Militer AS Kembangkan Avatar 3D untuk Cek Daya Tahan Tentara

Washington - Militer Amerika Serikat tengah mengembangkan avatar tiga dimensi (3D) untuk para tentara mereka. Avatar 3D ini bertujuan untuk memeriksa kerapuhan dan daya tahan tentara AS di medan pertempuran.



Seperti dilansir Press TV, Kamis (7/4/2016), Institut Penelitian Militer untuk Pengobatan Lingkungan (USARIEM) telah mengerjakan proyek ini sejak tahun 2010. Para peneliti militer ingin menciptakan avatar seluruh tubuh untuk setiap tentara AS, tak peduli jenis kelamin, bentuk maupun ukuran.

"Strategi ini memungkinkan penciptaan perpustakaan avatar besar, tentu, avatar online 'Army' selalu tersedia untuk kebutuhan penelitian dan tidak kalah penting, membentuk avatar individu yang mewakili karakter khusus para anggota unit khusus," sebut pakar matematika Gary Zientara yang mendesain proyek ini dengan Reed Hoyt selaku Kepala Divisi Modeling Biofisika dan Biomedis pada USARIEM.

"Menciptakan model avatar dengan software memampukan modeling secara psikologi setiap individu, dengan setiap avatar tentara bisa dikenakan dan dipindahkan ke berbagai posisi demi memeriksa segi kerapuhan, dan juga untuk menguji coba respons psikologi dalam setiap lingkungan dengan iklim apapun," imbuhnya.

Sejauh ini, sudah ada 250 avatar dengan jenis kelamin pria yang sukses dikembangkan. "Kami menganggap produk avatar kami sebagai 'generasi pertama' berdasarkan keterbatasan jumlah, tapi sangat berguna," ucap Zientara.

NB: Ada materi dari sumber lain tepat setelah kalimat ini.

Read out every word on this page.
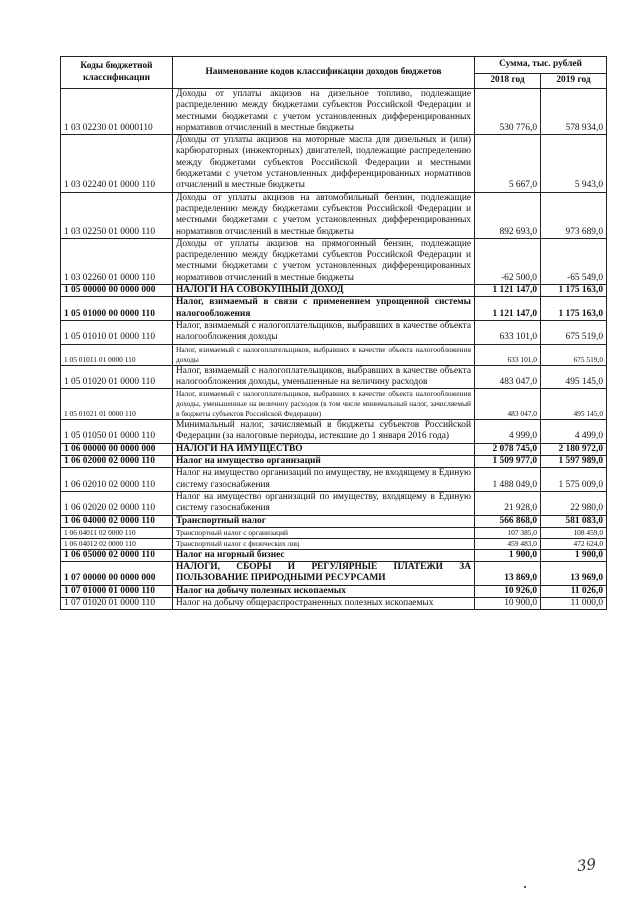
Коды бюджетной классификации	Наименование кодов классификации доходов бюджетов	Сумма, тыс. рублей	
		2018 год	2019 год
1 03 02230 01 0000110	Доходы от уплаты акцизов на дизельное топливо, подлежащие распределению между бюджетами субъектов Российской Федерации и местными бюджетами с учетом установленных дифференцированных нормативов отчислений в местные бюджеты	530 776,0	578 934,0
1 03 02240 01 0000 110	Доходы от уплаты акцизов на моторные масла для дизельных и (или) карбюраторных (инжекторных) двигателей, подлежащие распределению между бюджетами субъектов Российской Федерации и местными бюджетами с учетом установленных дифференцированных нормативов отчислений в местные бюджеты	5 667,0	5 943,0
1 03 02250 01 0000 110	Доходы от уплаты акцизов на автомобильный бензин, подлежащие распределению между бюджетами субъектов Российской Федерации и местными бюджетами с учетом установленных дифференцированных нормативов отчислений в местные бюджеты	892 693,0	973 689,0
1 03 02260 01 0000 110	Доходы от уплаты акцизов на прямогонный бензин, подлежащие распределению между бюджетами субъектов Российской Федерации и местными бюджетами с учетом установленных дифференцированных нормативов отчислений в местные бюджеты	-62 500,0	-65 549,0
1 05 00000 00 0000 000	НАЛОГИ НА СОВОКУПНЫЙ ДОХОД	1 121 147,0	1 175 163,0
1 05 01000 00 0000 110	Налог, взимаемый в связи с применением упрощенной системы налогообложения	1 121 147,0	1 175 163,0
1 05 01010 01 0000 110	Налог, взимаемый с налогоплательщиков, выбравших в качестве объекта налогообложения доходы	633 101,0	675 519,0
1 05 01011 01 0000 110	Налог, взимаемый с налогоплательщиков, выбравших в качестве объекта налогообложения доходы	633 101,0	675 519,0
1 05 01020 01 0000 110	Налог, взимаемый с налогоплательщиков, выбравших в качестве объекта налогообложения доходы, уменьшенные на величину расходов	483 047,0	495 145,0
1 05 01021 01 0000 110	Налог, взимаемый с налогоплательщиков, выбравших в качестве объекта налогообложения доходы, уменьшенные на величину расходов (в том числе минимальный налог, зачисляемый в бюджеты субъектов Российской Федерации)	483 047,0	495 145,0
1 05 01050 01 0000 110	Минимальный налог, зачисляемый в бюджеты субъектов Российской Федерации (за налоговые периоды, истекшие до 1 января 2016 года)	4 999,0	4 499,0
1 06 00000 00 0000 000	НАЛОГИ НА ИМУЩЕСТВО	2 078 745,0	2 180 972,0
1 06 02000 02 0000 110	Налог на имущество организаций	1 509 977,0	1 597 989,0
1 06 02010 02 0000 110	Налог на имущество организаций по имуществу, не входящему в Единую систему газоснабжения	1 488 049,0	1 575 009,0
1 06 02020 02 0000 110	Налог на имущество организаций по имуществу, входящему в Единую систему газоснабжения	21 928,0	22 980,0
1 06 04000 02 0000 110	Транспортный налог	566 868,0	581 083,0
1 06 04011 02 0000 110	Транспортный налог с организаций	107 385,0	108 459,0
1 06 04012 02 0000 110	Транспортный налог с физических лиц	459 483,0	472 624,0
1 06 05000 02 0000 110	Налог на игорный бизнес	1 900,0	1 900,0
1 07 00000 00 0000 000	НАЛОГИ, СБОРЫ И РЕГУЛЯРНЫЕ ПЛАТЕЖИ ЗА ПОЛЬЗОВАНИЕ ПРИРОДНЫМИ РЕСУРСАМИ	13 869,0	13 969,0
1 07 01000 01 0000 110	Налог на добычу полезных ископаемых	10 926,0	11 026,0
1 07 01020 01 0000 110	Налог на добычу общераспространенных полезных ископаемых	10 900,0	11 000,0
39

"Proyek ini memanfaatkan teknologi komputer yang sekarang tersedia luas di pasaran, dengan harga terjangkau. Keistimewaannya adalah komputasinya seperti black-box operation yang tidak membutuhkan masukan pakar. Mudah dipindai dan mudah menggunakan komputer untuk menciptakan avatar kita sebagai alat yang dikerahkan secara luas untuk militer," terangnya.  

Avatar militer 3D bisa menjadi alternatif dalam uji coba simulasi berisiko tinggi. "Grafis komputer menyerupai manusia yang ditampilkan di film-film Hollywood atau dalam game online memiliki kekosongan, kurang anatomi internal," ujar Zientara.

"Avatar di dalam film atau game tidak terlalu berbeda dengan hasil pindai tubuh yang digunakan dalam komputasi avatar dengan anatomi penuh buatan kami. Grafis avatar Hollywood atau game model lebih sederhana jika dibandingkan dengan avatar USARIEM yang memiliki anatomi penuh, dan biasanya didekorasi seperti model dengan karakter fisik dan pakaian buatan. Kesederhanaan buatan Hollywood dalam avatar kartun jauh lebih mudah dibuat animasi daripada avatar USARIEM," tandasnya.